The Roman Catholic Church in Italy has spoken out against what it says are "shameful and unfounded lies" in the best-selling novel The Da Vinci Code.
Cardinal Bertone will host a seminar to rebut the book's claims
Cardinal Tarcisio Bertone, Archbishop of Genoa, broke the church's official silence on the controversial book.
Its story about the Church suppressing the "truth" that Jesus had a child with Mary Magdalene has convinced many fans.
But the cardinal's spokesman denied reports that the clergyman was asked by the Vatican to hit back at the book.
Carlo Arcolao told the BBC's News website that it had been the cardinal's own decision to make a public statement about the book.
Mr Arcolao confirmed that the cardinal told an Italian newspaper: "It astonishes and worries me that so many people believe these lies."
The archbishop told Il Giornale: "The book is everywhere. There is a very real risk that many people who read it will believe that the fables it contains are true."
The book's publishers Random House were unavailable for comment.
The Da Vinci Code has made author Dan Brown a household name
The Da Vinci Code, by US author Dan Brown, has been a publishing sensation around the world and is still in best-seller lists.
Its conspiracy theories and thriller style, in which two code-breakers try to track down the truth behind the Holy Grail, have caught the imaginations of millions.
Its central claim is that the Holy Grail is really the bloodline descended from Jesus and Mary Magdalene - which the Church is supposed to have covered up, along with the female role in Christianity.

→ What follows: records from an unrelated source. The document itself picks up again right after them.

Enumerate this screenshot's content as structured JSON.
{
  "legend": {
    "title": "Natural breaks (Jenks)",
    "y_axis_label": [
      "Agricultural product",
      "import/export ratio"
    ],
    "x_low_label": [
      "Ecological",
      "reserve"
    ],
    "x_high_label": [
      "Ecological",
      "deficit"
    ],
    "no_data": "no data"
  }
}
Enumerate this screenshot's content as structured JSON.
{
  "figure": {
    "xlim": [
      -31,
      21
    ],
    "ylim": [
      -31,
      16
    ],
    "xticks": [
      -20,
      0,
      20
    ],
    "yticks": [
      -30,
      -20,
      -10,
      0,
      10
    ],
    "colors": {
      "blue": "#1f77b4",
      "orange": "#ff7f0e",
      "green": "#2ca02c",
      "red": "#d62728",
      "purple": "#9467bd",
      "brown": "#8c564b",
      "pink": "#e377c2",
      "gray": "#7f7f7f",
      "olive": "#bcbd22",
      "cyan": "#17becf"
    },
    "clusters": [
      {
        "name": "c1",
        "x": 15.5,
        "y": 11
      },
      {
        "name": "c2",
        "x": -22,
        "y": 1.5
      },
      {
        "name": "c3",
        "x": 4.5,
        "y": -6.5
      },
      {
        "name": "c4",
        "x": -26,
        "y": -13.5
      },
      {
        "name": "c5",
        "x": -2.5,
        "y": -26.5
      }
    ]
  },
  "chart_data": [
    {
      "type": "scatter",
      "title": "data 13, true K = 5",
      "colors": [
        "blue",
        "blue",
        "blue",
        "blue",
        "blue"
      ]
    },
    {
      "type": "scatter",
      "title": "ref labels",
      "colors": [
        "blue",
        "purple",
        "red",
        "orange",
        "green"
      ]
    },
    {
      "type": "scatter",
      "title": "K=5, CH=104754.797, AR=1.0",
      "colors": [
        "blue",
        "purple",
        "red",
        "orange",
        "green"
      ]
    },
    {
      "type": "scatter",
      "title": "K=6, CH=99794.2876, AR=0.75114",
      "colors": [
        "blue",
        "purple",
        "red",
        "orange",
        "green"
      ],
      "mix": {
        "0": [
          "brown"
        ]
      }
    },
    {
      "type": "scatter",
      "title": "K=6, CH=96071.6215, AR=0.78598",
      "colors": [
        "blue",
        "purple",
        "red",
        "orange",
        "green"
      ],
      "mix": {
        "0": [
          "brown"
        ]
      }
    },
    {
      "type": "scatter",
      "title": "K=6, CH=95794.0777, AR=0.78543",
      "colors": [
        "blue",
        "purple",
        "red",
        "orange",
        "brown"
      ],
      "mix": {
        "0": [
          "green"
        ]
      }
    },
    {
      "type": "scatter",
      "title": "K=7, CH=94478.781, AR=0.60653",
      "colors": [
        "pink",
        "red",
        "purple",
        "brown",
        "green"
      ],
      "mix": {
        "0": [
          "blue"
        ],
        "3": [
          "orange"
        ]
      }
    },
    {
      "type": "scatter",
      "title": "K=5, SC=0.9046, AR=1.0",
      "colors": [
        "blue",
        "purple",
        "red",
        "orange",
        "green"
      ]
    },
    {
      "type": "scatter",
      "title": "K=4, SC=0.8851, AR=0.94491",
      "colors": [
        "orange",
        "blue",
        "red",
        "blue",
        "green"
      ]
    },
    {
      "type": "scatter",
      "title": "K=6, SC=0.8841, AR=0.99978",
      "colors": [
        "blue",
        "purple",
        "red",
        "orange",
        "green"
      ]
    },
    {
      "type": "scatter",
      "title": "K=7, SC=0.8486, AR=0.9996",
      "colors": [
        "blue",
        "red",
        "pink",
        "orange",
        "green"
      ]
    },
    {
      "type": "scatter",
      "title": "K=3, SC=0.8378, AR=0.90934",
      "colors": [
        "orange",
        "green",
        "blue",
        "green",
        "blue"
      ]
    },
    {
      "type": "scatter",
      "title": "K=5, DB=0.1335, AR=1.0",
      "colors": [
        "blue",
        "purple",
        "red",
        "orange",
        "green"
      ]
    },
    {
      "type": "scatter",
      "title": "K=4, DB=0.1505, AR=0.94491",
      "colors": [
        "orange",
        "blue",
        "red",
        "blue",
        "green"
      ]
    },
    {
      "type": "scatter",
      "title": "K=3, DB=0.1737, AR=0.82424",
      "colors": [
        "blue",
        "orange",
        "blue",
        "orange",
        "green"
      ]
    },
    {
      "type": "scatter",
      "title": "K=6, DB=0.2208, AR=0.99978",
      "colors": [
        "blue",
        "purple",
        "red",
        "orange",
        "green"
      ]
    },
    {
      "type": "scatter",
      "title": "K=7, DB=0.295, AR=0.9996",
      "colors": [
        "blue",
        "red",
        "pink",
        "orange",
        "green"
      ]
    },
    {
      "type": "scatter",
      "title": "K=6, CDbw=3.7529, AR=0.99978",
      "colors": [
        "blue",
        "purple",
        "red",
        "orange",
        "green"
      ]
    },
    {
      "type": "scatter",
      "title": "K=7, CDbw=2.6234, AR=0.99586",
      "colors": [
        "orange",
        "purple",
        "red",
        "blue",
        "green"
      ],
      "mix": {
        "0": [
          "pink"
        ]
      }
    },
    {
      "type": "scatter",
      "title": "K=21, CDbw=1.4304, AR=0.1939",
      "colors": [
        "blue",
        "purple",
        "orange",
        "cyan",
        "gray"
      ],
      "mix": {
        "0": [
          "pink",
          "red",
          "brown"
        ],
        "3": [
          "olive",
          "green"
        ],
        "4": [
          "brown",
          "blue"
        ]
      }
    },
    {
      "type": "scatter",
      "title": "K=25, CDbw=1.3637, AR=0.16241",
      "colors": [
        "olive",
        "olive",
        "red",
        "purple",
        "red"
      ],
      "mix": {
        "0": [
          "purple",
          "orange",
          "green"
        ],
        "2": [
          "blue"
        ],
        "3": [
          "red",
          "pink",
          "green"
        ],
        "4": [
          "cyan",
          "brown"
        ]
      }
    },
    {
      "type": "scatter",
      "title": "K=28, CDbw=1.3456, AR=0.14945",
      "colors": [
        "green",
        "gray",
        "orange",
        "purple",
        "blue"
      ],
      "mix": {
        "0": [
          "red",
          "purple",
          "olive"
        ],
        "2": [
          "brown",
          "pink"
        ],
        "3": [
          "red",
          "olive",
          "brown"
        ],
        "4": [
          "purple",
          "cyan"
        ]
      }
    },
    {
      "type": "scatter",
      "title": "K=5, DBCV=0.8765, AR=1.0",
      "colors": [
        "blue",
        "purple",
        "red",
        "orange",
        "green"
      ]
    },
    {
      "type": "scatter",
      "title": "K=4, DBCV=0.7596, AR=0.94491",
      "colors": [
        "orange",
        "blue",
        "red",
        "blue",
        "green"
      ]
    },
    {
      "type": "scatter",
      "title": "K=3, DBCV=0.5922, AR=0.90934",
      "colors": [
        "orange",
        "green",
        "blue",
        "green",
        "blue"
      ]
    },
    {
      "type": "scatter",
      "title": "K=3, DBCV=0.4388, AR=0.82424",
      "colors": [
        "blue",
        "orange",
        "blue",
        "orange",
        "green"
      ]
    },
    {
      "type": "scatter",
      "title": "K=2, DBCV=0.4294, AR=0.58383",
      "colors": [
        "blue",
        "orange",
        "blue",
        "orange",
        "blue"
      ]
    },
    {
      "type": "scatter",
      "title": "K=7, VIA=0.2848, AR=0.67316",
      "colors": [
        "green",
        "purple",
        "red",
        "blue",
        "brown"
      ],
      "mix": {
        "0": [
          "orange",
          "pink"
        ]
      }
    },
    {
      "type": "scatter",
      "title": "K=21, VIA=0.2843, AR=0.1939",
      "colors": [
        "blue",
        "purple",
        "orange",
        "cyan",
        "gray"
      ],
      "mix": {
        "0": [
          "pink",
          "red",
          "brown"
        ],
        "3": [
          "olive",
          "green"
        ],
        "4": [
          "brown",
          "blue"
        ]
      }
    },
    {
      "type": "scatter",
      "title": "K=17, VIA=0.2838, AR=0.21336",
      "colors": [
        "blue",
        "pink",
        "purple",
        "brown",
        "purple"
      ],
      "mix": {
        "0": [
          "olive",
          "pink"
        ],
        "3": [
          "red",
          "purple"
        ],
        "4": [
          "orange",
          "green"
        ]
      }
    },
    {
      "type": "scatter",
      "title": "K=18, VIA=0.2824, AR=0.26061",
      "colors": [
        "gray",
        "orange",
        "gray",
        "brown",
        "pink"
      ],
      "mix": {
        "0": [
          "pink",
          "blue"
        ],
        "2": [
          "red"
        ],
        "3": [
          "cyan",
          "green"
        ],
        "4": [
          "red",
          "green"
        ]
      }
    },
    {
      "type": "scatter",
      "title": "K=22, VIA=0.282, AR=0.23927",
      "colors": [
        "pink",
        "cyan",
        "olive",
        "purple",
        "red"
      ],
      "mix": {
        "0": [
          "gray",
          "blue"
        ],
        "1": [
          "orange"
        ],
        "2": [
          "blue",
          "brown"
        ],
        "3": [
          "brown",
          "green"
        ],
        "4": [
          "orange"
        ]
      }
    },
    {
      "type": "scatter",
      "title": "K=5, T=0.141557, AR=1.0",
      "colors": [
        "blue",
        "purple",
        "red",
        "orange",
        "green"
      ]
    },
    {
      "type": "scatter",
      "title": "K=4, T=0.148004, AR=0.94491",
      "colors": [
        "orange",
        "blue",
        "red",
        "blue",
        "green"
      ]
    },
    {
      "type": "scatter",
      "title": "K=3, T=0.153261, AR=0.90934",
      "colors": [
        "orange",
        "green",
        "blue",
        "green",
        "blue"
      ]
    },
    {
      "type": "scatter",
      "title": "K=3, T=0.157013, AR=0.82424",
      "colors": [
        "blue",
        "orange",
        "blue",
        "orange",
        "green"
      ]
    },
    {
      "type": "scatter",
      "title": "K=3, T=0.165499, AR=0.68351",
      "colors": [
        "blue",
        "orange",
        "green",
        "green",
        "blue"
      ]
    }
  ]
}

Brown has previously said: "All of the art, architecture, secret rituals, secret societies, all of that is historical fact."
On Wednesday, Cardinal Bertone will host a seminar called Storia Senza Storia (Story Without History) to rebut the claims.
He said he wanted "to unmask the lies" so readers could see how "shameful and unfounded" the book was.
The cardinal has been deputy to Cardinal Joseph Ratzinger, the man known as "the Pope's enforcer" and a possible successor to the pontiff.
As well as the original novel, published in 2003, another 10 books have been written to debunk its claims and a booming tourist industry has sprung up around its sites.
It is also being turned into a film starring Tom Hanks, Jean Reno and Audrey Tautou. Publisher Transworld was unavailable for comment.